The BSP delivered a 200-basis-point rate cut last year, bringing the benchmark interest rate to an all-time low of two percent. It also slashed interest rate by 25 basis points in Nov. 19, 2020 and decided to keep the level steady on Dec. 17, 2020.

The Monetary Board has two rate-setting meetings in the first quarter scheduled on Feb. 11 and March 25.

ANZ said it expects the Philippine economy to bounce back with gross domestic product growth this year, but hinted real time indicators have been softening after a brief uptick in December on the back of the holiday season.

“The growth outlook for 2021 remains challenging. Mobility restrictions, albeit less restrictive than before, are still in place. The labor market is still weak, with the unemployment rate at 8.7 percent in the fourth quarter,” Bhatnagar said.

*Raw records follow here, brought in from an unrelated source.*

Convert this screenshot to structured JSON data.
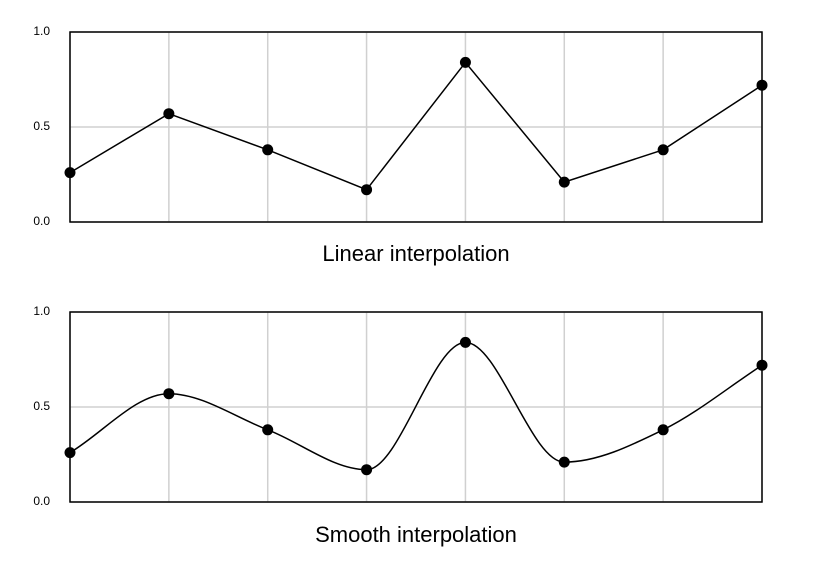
{
  "chart_data": [
    {
      "type": "line",
      "interpolation": "linear",
      "title": "Linear interpolation",
      "categories": [
        null,
        null,
        null,
        null,
        null,
        null,
        null,
        null
      ],
      "values": [
        0.26,
        0.57,
        0.38,
        0.17,
        0.84,
        0.21,
        0.38,
        0.72
      ],
      "color": "#000000",
      "ylim": [
        0,
        1
      ],
      "yticks": [
        {
          "value": 0,
          "label": "0.0"
        },
        {
          "value": 0.5,
          "label": "0.5"
        },
        {
          "value": 1,
          "label": "1.0"
        }
      ],
      "grid": true
    },
    {
      "type": "line",
      "interpolation": "smooth",
      "title": "Smooth interpolation",
      "categories": [
        null,
        null,
        null,
        null,
        null,
        null,
        null,
        null
      ],
      "values": [
        0.26,
        0.57,
        0.38,
        0.17,
        0.84,
        0.21,
        0.38,
        0.72
      ],
      "color": "#000000",
      "ylim": [
        0,
        1
      ],
      "yticks": [
        {
          "value": 0,
          "label": "0.0"
        },
        {
          "value": 0.5,
          "label": "0.5"
        },
        {
          "value": 1,
          "label": "1.0"
        }
      ],
      "grid": true
    }
  ]
}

According to ANZ, fiscal spending this year would have to be effected more rigorously through the effective delivery of the P4.5 trillion 2021 national budget.

HSBC economist Noelan Arbis said the Philippine economy remains far from recovery, judging from the GDP figures in the fourth quarter.

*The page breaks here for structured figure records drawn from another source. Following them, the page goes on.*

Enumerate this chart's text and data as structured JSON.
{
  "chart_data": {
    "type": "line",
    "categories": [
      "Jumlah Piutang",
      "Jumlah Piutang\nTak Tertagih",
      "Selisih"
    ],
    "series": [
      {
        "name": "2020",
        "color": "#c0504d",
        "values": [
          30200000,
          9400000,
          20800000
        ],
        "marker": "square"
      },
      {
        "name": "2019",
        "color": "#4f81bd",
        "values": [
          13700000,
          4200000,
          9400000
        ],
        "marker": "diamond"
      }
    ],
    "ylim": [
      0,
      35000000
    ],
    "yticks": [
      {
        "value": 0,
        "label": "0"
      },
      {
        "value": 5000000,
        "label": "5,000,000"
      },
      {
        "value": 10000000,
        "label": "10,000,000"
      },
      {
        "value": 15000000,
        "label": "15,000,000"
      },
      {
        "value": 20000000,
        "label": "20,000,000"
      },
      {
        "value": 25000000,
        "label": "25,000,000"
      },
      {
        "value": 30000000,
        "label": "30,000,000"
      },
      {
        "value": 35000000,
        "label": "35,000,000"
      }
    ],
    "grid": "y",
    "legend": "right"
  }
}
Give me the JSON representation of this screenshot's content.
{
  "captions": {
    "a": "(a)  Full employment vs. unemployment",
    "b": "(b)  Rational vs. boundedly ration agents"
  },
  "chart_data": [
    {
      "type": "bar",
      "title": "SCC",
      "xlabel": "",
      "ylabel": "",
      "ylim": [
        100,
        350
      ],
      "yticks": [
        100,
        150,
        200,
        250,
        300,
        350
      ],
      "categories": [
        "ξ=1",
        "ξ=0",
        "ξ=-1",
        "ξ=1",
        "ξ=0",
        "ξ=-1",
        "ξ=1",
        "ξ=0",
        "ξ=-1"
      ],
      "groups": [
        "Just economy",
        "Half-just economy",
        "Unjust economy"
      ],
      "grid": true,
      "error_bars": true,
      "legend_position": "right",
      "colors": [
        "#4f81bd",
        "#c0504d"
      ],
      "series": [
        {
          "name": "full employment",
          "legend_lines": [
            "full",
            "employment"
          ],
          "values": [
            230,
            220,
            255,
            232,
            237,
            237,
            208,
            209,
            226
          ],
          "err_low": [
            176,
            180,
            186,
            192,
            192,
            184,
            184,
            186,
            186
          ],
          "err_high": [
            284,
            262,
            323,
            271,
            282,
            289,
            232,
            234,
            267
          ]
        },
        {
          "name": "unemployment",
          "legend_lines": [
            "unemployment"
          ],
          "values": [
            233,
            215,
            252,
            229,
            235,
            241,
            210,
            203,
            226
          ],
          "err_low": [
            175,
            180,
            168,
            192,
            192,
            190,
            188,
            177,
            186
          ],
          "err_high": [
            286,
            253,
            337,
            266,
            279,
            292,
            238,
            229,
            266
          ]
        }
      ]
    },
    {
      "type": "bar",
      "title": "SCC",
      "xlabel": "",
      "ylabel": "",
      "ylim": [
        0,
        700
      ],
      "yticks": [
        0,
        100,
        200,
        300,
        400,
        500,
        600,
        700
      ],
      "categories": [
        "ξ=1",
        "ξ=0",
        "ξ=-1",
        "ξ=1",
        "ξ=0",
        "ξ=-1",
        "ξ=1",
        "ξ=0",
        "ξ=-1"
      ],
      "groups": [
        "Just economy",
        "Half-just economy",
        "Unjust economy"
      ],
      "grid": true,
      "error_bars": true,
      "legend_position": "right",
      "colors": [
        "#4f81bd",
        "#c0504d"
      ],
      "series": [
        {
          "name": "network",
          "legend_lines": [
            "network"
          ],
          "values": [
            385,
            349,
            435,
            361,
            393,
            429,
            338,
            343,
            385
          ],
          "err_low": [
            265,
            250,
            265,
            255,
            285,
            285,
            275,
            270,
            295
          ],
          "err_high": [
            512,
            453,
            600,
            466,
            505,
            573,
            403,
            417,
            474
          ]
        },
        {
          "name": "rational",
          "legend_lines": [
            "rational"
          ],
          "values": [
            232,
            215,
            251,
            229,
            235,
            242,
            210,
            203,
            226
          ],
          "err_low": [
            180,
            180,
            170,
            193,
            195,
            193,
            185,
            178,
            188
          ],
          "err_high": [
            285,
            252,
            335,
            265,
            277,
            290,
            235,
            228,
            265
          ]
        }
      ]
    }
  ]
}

 “While sequential GDP growth appears robust at 5.6 percent quarter- on- quarter, the underlying data suggests that the economy remains sluggish. For one, private consumption did not improve much from the third quarter to the fourth quarter in seasonally-adjusted terms,” Arbis said.

According to the British banking giant, this suggests that households remained wary of spending amid ongoing movement restrictions and economic uncertainties despite a reduction of COVID-19 cases toward the end of 2020.

“Overall, the Philippine economy is on the path to recovery, but it remains far from reaching its pre-pandemic levels,” Arbis said.

HSBC expects the Philippines to recover with a GDP growth of 6.5 percent this year, but would remain below its 2019 levels by end-2021.

“Despite an expected pick-up in infrastructure spending, the absence of a big fiscal stimulus in addition to continued domestic and external uncertainties are likely to weigh on growth. The timeliness and effectiveness of vaccine distribution also remain in question,” Arbis said.

HSBC is not expecting the BSP to further slash interest rates this year but projects a 200-basis points reduction of the RRR in the second half   depending on the demand for funds and the government’s fiscal impulse.

Meanwhile, the ASEAN+3 Macroeconomic Research Officer (AMRO) stressed the need for more efforts to enhance the effectiveness of monetary transmission and supporting credit expansion.

“Monetary and regulatory policy responses have been swift and effective in easing monetary conditions and ensuring ample liquidity in the financial system,” AMRO said.

The think tank explained the BSP should collaborate with other government agencies to offer banks greater incentives to increase lending to the business sector, especially micro, small and medium enterprises (MSMEs).

It added the development of financial risks should be closely monitored, while the intervention and resolution framework should continue to be strengthened.

AMRO is expecting a rebound with a GDP growth of 7.4 percent this year and 7.8 percent next year as long as the government maintains sufficient policy support to ensure a robust economic recovery while safeguarding against potential macroeconomic and financial risks.